In the year before before John F. Kennedy’s assassination, the Massachusetts Democrat who had vacillated on civil rights matters spoke of a mechanism that would make constitutional protections uniform across the country.
This was a nation that had always taxed its black and Latino citizens like all others. But the country had never bothered to use the resulting federal funds to provide the same quality schools, parks, hospitals or anything else available to white Americans. So when Kennedy suggested that justice demands that public money should no longer support segregated institutions and those that violate certain people’s civil rights, he put it in the soaring language of American ideals and generally recognized concepts of fairness:
Simple justice requires that public funds, to which all taxpayers of all races [colors, and national origins] contribute, not be spent in any fashion which encourages, entrenches, subsidizes or results in racial [color or national origin] discrimination.
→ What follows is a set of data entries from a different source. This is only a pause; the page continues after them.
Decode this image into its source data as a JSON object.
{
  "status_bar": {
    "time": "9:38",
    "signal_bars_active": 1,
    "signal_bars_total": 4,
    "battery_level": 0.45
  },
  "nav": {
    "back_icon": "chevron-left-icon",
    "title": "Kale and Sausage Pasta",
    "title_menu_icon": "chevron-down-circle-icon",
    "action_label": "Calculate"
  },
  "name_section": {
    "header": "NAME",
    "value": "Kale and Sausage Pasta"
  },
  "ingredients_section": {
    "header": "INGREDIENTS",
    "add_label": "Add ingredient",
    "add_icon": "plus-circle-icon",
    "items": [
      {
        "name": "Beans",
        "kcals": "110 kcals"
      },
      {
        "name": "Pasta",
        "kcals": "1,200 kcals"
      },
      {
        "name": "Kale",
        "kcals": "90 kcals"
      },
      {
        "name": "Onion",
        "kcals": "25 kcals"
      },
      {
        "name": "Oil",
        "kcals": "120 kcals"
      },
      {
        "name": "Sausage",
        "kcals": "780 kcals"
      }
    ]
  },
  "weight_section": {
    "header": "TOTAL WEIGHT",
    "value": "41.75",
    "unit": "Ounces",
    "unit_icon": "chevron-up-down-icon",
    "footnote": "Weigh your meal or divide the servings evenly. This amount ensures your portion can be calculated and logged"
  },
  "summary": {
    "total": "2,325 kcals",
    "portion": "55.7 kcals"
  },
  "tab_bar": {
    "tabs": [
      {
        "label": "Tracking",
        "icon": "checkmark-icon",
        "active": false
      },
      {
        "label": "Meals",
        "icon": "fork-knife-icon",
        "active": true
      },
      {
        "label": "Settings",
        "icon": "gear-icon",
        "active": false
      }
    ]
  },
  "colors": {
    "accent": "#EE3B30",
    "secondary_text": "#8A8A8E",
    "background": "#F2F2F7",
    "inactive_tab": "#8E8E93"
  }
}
When the Civil Rights Act of 1964 became law, one section, Title VI, made Kennedy’s concept the law of the land. In case you missed it, federal funds can be withdrawn or withheld from institutions, agencies, cities, states and so on that repeatedly, knowingly or systematically violate the civil rights of U.S. citizens. That has been affirmed many times by many courts. The U.S. Justice Department is clear about this on its own website. And so on Wednesday, a collection of social justice and civil right activists gathered outside the Justice Department to press the agency to apply Kennedy’s idea to police departments across the country.